Dan Sullivan: Yeah, well, Nick was a microtrader in Tokyo before he came back to the States. And that was fractions of a second. The money was made on fractions of a second. And the other thing, remember the Lehman Trilogy at the end, how they were starting to get out of whack, the whole Lehman family, and it just shows the numbers on screen and everything's going on, how much time and money go together.
Jeffrey Madoff: Yeah, it's fascinating. That was also …
Dan Sullivan: That was a terrific point.
Jeffrey Madoff: Oh, my God, yeah. Phenomenal. I mean, that's one of the best plays I've ever seen.
Dan Sullivan: Yeah, I saw it in London. I saw it. It was right around the corner from where our hotel was. Yeah, it was just phenomenal. You were on the edge of your seat, literally, because there's just three actors and a marvelous set.

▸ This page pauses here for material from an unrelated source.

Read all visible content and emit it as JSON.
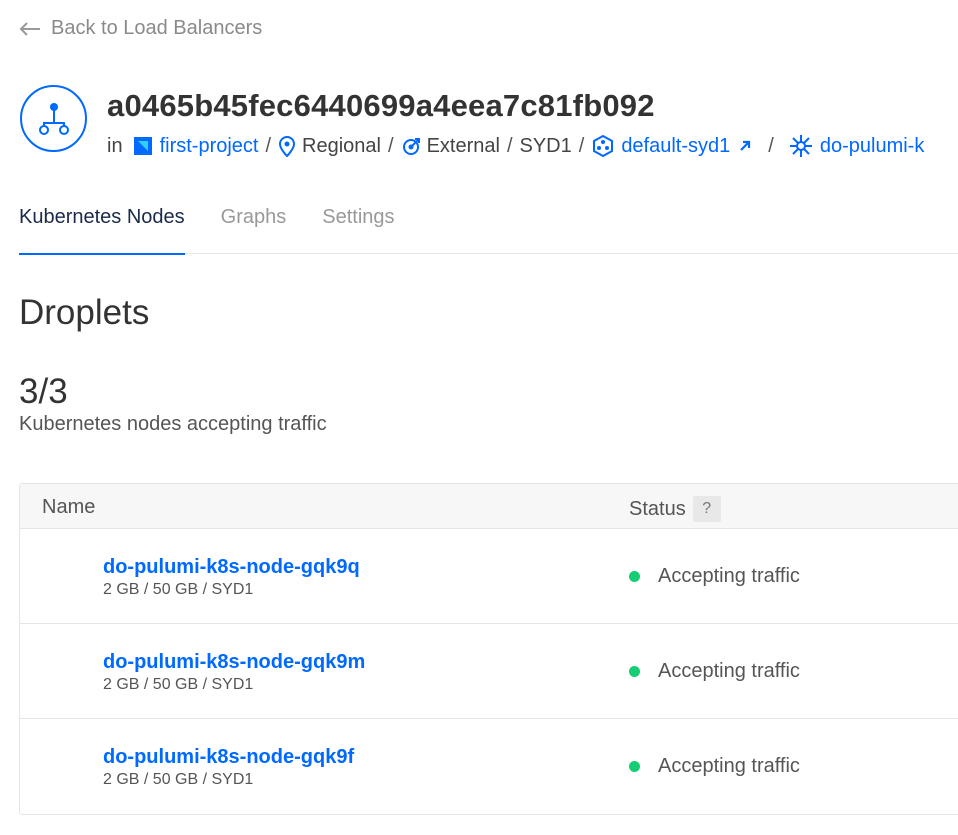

Jeffrey Madoff: Yes, it was. You know, it's interesting, because probably the first, and I don't know this for sure, but it seems like it would be affordable, but one of the first methods of keeping shorter intervals of time would be the sand through the hourglass. And interestingly, how that icon of that has, you know, continued to be something for the passing of time on your computer, you know, that you get the hourglass icon that something's processing. And I'm wondering, so how did they know that that was a minute's worth of sand? And what were they timing it against? You know?
Dan Sullivan: Yeah, I've read a lot of novels over the past year about the British Navy. So this would be late 1700s, early 1800s. And they had one person who every day, and it was hard when the sun wasn't out, but they determined that this is high noon, you know, the high noon. And that moment they had a water sand clock and they would switch it over, and then they had created this. Every hour when it got down, it would be switched over, and that gave them a sense of the passing hours using the same measurement.

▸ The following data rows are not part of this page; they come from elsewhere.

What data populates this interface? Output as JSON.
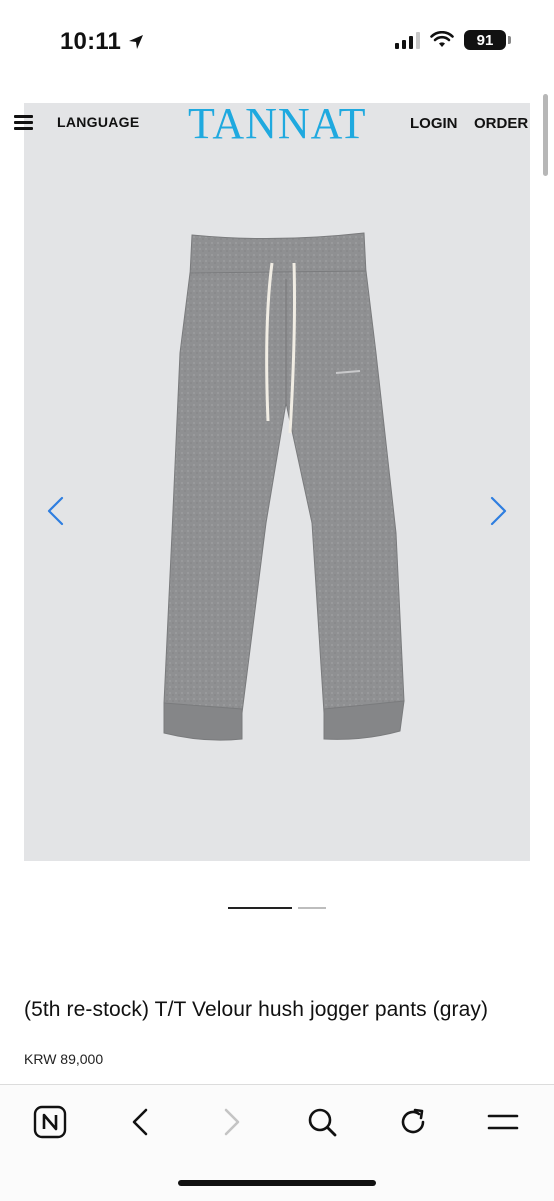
{
  "status_bar": {
    "time": "10:11",
    "battery": "91"
  },
  "site": {
    "menu_icon": "hamburger-menu-icon",
    "language": "LANGUAGE",
    "logo": "TANNAT",
    "login": "LOGIN",
    "order": "ORDER",
    "logo_color": "#1fa9df"
  },
  "gallery": {
    "prev_icon": "chevron-left-icon",
    "next_icon": "chevron-right-icon",
    "arrow_color": "#2f7ee0",
    "image_subject": "gray velour jogger pants",
    "pages_total": 2,
    "current_page": 1
  },
  "product": {
    "title": "(5th re-stock) T/T Velour hush jogger pants (gray)",
    "price": "KRW 89,000"
  },
  "browser_toolbar": {
    "items": [
      "naver-home-icon",
      "back-icon",
      "forward-icon",
      "search-icon",
      "reload-icon",
      "menu-icon"
    ]
  }
}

Jeffrey Madoff: Hmm. Yeah, it's interesting. And one of the things that I find fascinating here is that early on, I sort of read down further, but that Leonardo da Vinci produced the earliest known drawings of a pendulum. And the pendulum, you know, discovering that frequency was only dependent on length, not weight. And the pendulum clock, it was designed by Christian Huygens, a Dutch polymath. And they were more accurate than other ways of telling time. And Galileo, the investigations, he's the one that investigated the swing of the pendulum and about the frequency and the length is what determined the time of the swing, not the weight. That's two minds there for you, Leonardo da Vinci and Galileo.

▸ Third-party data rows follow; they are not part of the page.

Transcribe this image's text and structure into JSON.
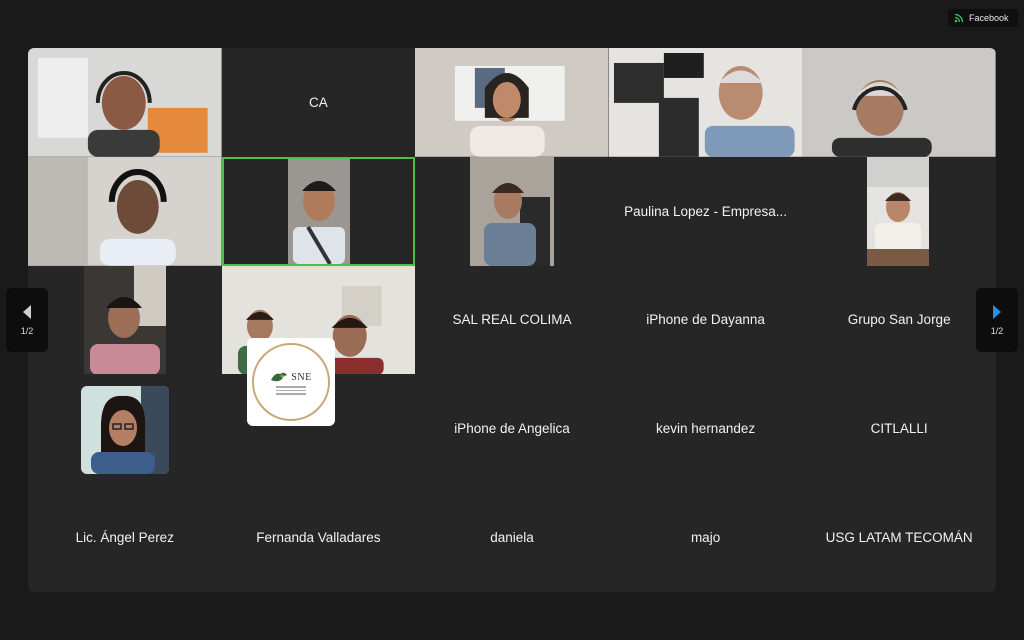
{
  "live": {
    "label": "Facebook",
    "icon": "broadcast-icon"
  },
  "pagination": {
    "left": "1/2",
    "right": "1/2"
  },
  "tiles": {
    "ca": "CA",
    "paulina": "Paulina Lopez - Empresa...",
    "sal_real": "SAL REAL COLIMA",
    "iphone_dayanna": "iPhone de Dayanna",
    "grupo_san_jorge": "Grupo San Jorge",
    "iphone_angelica": "iPhone de Angelica",
    "kevin": "kevin hernandez",
    "citlalli": "CITLALLI",
    "lic_angel": "Lic. Ángel Perez",
    "fernanda": "Fernanda Valladares",
    "daniela": "daniela",
    "majo": "majo",
    "usg": "USG LATAM TECOMÁN"
  },
  "logo": {
    "text": "SNE"
  },
  "colors": {
    "background": "#1a1a1a",
    "grid": "#262626",
    "active_speaker": "#4bbf4b",
    "nav_arrow_right": "#2b8fe0"
  }
}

Dan Sullivan: Yeah, what's really interesting is that in one of the greatest money centers in Italy was in Florence. Da Vinci lived in Florence and Galileo lived in Florence. Michelangelo lived in Florence. And this book, this David McWilliams says, he said, wherever money is flowing, all sorts of intellectual activity happens. He said that I can trace it throughout the world, that there's all sorts of experimentation, people invent new things, the arts flourish, and everything else. He says when, and the Florentines—double entry bookkeeping was created there. And it was the first time in Europe where they used the Arabic numbering system, which had zero in it; even up until the 1200s, they were still using Roman numerals. And Roman numerals are just a very, very inefficient way of counting.
Jeffrey Madoff: Yeah, it was very, very bad.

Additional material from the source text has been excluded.